IE 11 Not Supported

For optimal browsing, we recommend Chrome, Firefox or Safari browsers.

Unprecedented Flooding Spurs Hydrology Office in Missouri

The state is working on deploying a Hydrology Information Center like the one in Iowa, after a period of severe drought followed by unprecedented flooding, to get a handle on the trend of warmer, wetter weather.

A flooded roadway in Missouri, whose residents are used to floods.
Around the world, signs of climate change are manifesting themselves in the form of increasingly intense drought, rainfall, wildfires and even a combination of these.

In Missouri, it was the drought of 2018 followed by the floods of 2019 that led state officials to the conclusion that the status quo — reacting to events — was no longer acceptable and that a management strategy with coordination and cooperation of all stakeholders was imperative.

Thus, the state is moving to deploy the Missouri Hydrology Information Center, which will serve as a hub for information sharing for stakeholders and a place where the public can gain an understanding of vulnerabilities and hazards when it comes to drought and flooding events.

The overall goal is for the new office to combine the expertise in the state to ensure stakeholders share resources and at the same time develop a public safety aspect by educating residents and providing data and GIS maps about eminent threats — in short, a more resilient future.

That drought back in 2018 was short-lived but severe. Some communities in the northern part of the state were weeks away from being unable to provide water to customers.

The flood the next year was off the charts, reminding locals of the Great Flood of 1993, one of the worst in U.S. history. Those combined events led to the convening of an advisory working group to look at ways to mitigate such scenarios in the future. Out of that came the recommendation to develop a hydrology information system, to kind of emulate the one that’s been in place in Iowa for the last 13 years.

“What was different about this [2019] flood and what really piqued people’s interest was the duration,” said Jennifer Hoggatt, director of the Water Resources Center for the state’s Department of Natural Resources. Some areas of the state were in official flood stage for more than 270 days, Hoggatt said.

“It was really the fact that folks dealt with this from the spring through the summer and really saw a need to do something different,” she said.

One of the things Missouri intends to do, as Iowa has done, is create a web-based system with mapping for residents and other stakeholders to go to for information about precipitation. Iowa uses a variety of tools, including sensors to monitor areas throughout the state for precipitation, and puts into effect the U.S. Geological Survey stream gauge system and the National Weather Service system.

“They can give folks a ‘Here’s the risk level coming over the next week, what does that mean for you,’ assessment,” Hoggatt said.

The Iowa Flood Information System, within the Iowa Flood Center, has had 13 years to develop and has become a source that residents use when presented with the possibility of flooding. During a recent flood, the system had more than 300,000 visits from Iowans on a Friday evening between 5 p.m. and 7 p.m.

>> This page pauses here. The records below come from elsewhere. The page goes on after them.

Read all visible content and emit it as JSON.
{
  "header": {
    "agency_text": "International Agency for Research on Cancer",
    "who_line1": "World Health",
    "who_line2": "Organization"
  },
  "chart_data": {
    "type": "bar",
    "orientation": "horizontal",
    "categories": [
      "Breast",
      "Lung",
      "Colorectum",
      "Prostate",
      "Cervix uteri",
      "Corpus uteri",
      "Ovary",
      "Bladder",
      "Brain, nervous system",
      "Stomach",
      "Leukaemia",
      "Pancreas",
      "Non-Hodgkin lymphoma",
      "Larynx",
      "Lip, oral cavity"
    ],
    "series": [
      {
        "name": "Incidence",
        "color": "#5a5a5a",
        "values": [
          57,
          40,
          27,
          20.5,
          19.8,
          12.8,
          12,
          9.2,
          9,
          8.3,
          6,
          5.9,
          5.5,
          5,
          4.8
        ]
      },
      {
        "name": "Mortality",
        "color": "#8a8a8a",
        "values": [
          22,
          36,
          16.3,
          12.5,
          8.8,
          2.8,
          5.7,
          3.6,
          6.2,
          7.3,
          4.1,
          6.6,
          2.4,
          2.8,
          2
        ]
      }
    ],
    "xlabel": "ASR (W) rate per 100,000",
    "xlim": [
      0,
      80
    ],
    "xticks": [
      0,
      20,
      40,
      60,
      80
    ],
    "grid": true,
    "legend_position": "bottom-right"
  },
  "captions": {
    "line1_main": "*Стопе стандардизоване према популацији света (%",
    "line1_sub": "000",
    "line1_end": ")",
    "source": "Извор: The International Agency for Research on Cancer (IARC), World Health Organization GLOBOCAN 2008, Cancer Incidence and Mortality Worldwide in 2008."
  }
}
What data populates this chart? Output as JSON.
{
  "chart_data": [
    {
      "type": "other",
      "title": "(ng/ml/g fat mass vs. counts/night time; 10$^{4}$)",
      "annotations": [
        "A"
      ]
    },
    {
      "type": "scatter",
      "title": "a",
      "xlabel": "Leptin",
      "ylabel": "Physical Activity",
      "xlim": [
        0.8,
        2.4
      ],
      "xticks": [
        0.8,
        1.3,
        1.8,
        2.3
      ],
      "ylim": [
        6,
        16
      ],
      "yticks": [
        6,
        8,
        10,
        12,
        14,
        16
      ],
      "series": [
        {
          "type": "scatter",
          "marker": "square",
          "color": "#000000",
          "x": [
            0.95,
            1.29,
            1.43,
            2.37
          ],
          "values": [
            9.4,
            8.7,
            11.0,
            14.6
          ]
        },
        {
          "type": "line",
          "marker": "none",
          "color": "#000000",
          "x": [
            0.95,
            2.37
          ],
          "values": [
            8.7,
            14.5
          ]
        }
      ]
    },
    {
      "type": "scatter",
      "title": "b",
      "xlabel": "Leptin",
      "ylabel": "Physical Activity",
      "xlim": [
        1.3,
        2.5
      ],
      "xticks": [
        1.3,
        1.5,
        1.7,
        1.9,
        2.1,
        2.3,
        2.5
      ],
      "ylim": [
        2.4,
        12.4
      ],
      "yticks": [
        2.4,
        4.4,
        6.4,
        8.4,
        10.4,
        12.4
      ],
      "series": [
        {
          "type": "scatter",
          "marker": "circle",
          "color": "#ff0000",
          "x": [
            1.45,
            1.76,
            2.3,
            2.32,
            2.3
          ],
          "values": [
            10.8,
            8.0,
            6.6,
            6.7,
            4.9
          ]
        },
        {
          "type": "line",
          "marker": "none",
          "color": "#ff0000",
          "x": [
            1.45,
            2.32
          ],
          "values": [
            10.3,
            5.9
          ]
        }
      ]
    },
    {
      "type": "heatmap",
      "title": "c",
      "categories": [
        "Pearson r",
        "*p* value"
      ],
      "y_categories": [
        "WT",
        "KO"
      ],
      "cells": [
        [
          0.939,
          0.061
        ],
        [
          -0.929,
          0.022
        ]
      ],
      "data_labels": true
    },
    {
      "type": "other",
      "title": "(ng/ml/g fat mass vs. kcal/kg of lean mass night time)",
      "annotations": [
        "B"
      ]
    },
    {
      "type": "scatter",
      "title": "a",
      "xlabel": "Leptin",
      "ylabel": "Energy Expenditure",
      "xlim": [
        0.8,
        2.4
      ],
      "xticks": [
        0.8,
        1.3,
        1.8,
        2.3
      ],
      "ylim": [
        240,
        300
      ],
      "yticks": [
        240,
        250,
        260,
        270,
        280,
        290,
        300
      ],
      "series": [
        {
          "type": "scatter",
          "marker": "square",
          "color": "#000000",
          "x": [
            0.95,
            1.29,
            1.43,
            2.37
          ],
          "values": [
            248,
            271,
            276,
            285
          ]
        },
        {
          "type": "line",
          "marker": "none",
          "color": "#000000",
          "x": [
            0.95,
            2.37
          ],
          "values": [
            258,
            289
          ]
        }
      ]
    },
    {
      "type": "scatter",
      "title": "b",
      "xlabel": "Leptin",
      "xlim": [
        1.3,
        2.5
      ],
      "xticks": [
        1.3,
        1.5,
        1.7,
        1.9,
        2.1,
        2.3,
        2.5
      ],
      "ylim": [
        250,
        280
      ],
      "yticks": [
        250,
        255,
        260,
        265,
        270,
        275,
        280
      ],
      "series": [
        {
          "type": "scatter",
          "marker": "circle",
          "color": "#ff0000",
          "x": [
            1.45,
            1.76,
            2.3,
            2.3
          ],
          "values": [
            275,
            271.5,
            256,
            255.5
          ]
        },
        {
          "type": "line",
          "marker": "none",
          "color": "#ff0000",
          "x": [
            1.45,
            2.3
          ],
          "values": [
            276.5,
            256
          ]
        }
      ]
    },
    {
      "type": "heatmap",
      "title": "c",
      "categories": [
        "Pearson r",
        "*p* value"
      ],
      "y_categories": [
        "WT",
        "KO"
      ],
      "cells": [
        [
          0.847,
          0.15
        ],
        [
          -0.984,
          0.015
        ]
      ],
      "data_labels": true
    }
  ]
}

Visitors to the site see where they are in a flood plain and what the forecasted flood levels are for each area, and can zoom in on areas for specifics. “It’s a one-stop shop,” said Dr. Larry Weber, professor in the Iowa Flood Center at the Iowa College of Engineering and one of the founders of the flood center.

“It’s more than just warning people,” Weber said. “It’s the literacy part. We have the online system that provides data and information from National Weather Service, U.S. Geological Survey, Army Corps of Engineers, FEMA, and puts it all in one system that’s built on Google maps.”

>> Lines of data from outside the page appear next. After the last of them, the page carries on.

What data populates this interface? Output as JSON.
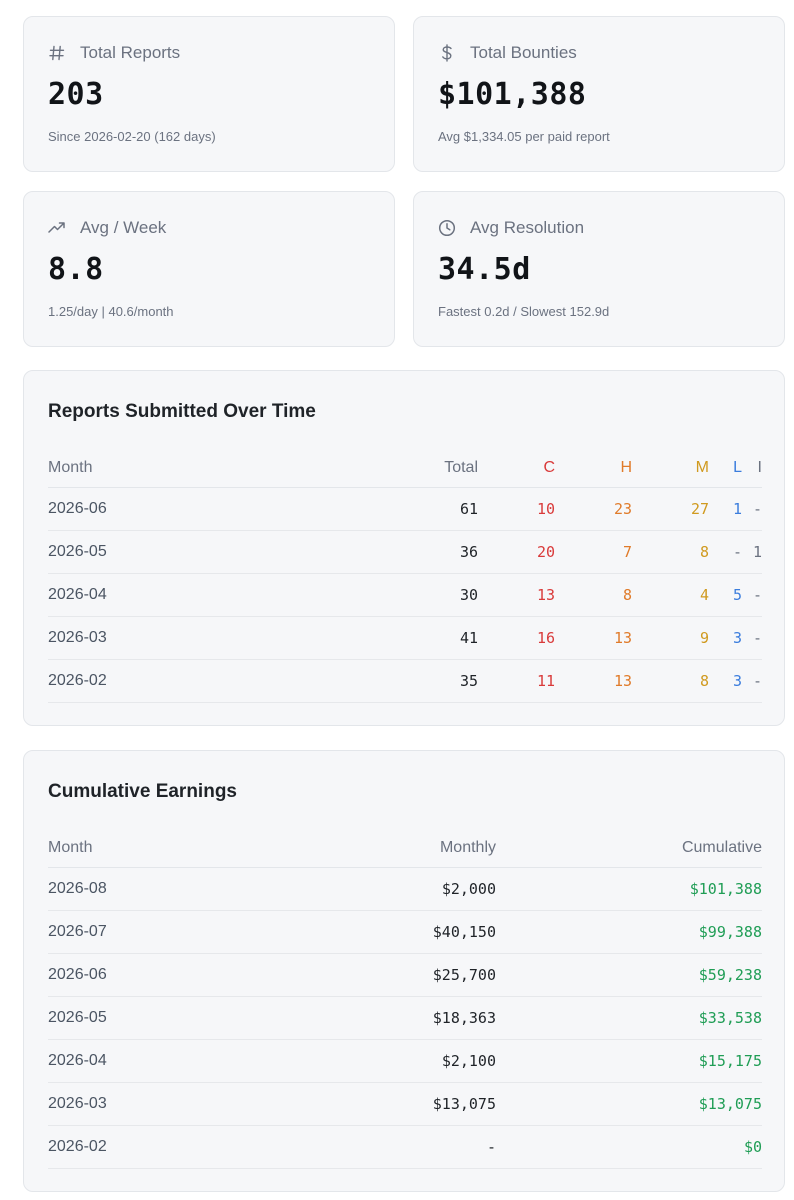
{
  "stats": {
    "total_reports": {
      "label": "Total Reports",
      "icon": "hash-icon",
      "value": "203",
      "sub": "Since 2026-02-20 (162 days)"
    },
    "total_bounties": {
      "label": "Total Bounties",
      "icon": "dollar-icon",
      "value": "$101,388",
      "sub": "Avg $1,334.05 per paid report"
    },
    "avg_week": {
      "label": "Avg / Week",
      "icon": "trend-up-icon",
      "value": "8.8",
      "sub": "1.25/day | 40.6/month"
    },
    "avg_resolution": {
      "label": "Avg Resolution",
      "icon": "clock-icon",
      "value": "34.5d",
      "sub": "Fastest 0.2d / Slowest 152.9d"
    }
  },
  "reports": {
    "title": "Reports Submitted Over Time",
    "headers": {
      "month": "Month",
      "total": "Total",
      "c": "C",
      "h": "H",
      "m": "M",
      "l": "L",
      "i": "I"
    },
    "rows": [
      {
        "month": "2026-06",
        "total": "61",
        "c": "10",
        "h": "23",
        "m": "27",
        "l": "1",
        "i": "-"
      },
      {
        "month": "2026-05",
        "total": "36",
        "c": "20",
        "h": "7",
        "m": "8",
        "l": "-",
        "i": "1"
      },
      {
        "month": "2026-04",
        "total": "30",
        "c": "13",
        "h": "8",
        "m": "4",
        "l": "5",
        "i": "-"
      },
      {
        "month": "2026-03",
        "total": "41",
        "c": "16",
        "h": "13",
        "m": "9",
        "l": "3",
        "i": "-"
      },
      {
        "month": "2026-02",
        "total": "35",
        "c": "11",
        "h": "13",
        "m": "8",
        "l": "3",
        "i": "-"
      }
    ],
    "colors": {
      "c": "#d93a3a",
      "h": "#e07b2a",
      "m": "#d09a1f",
      "l": "#3b7ddd",
      "i": "#6b7280"
    }
  },
  "earnings": {
    "title": "Cumulative Earnings",
    "headers": {
      "month": "Month",
      "monthly": "Monthly",
      "cumulative": "Cumulative"
    },
    "rows": [
      {
        "month": "2026-08",
        "monthly": "$2,000",
        "cumulative": "$101,388"
      },
      {
        "month": "2026-07",
        "monthly": "$40,150",
        "cumulative": "$99,388"
      },
      {
        "month": "2026-06",
        "monthly": "$25,700",
        "cumulative": "$59,238"
      },
      {
        "month": "2026-05",
        "monthly": "$18,363",
        "cumulative": "$33,538"
      },
      {
        "month": "2026-04",
        "monthly": "$2,100",
        "cumulative": "$15,175"
      },
      {
        "month": "2026-03",
        "monthly": "$13,075",
        "cumulative": "$13,075"
      },
      {
        "month": "2026-02",
        "monthly": "-",
        "cumulative": "$0"
      }
    ],
    "cumulative_color": "#1f9d55"
  }
}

Back in Missouri, Hoggatt said the center will do much more than warn residents, but will also match parts of the state that have no water with other areas with plenty of it to share resources.

Soil moisture monitoring is part of that equation, not only for predicting which areas will flood but also for understanding where water is to help agriculture and other needs.

Hoggatt said the state has old river channels buried during the glacial period that it wants to “mine” for resources. “We know there is still water in those channels that is usable, but it’s kind of hard finding where those are and so we’re looking to do some pinpoint mapping," she explained.

It’s been documented that Missouri has gotten warmer and wetter during the last few decades.

“Most notably, with temperatures since almost the past 25 years, we’ve been in an unprecedented warm period,” said Pat Guinan, professor of climatology at the University of Missouri Extension. “Precipitation-wise we’re in an unprecedented wet period,” he added.

He said in records going back to 1895, four of the five wettest years have occurred since 1970. He said during that period the state has seen more extreme events as well, including “three-inch” rain — that is three or more inches during a 24-hour period.

“If you were looking at three-inch events going back to 1895, using weather stations associated with the National Weather Service, the trend during the past 20 years is a 37 percent increase in those events,” Guinan said.

“We’ve seen some historic flooding over the past few decades, and all the precipitation we’ve documented backs that up.”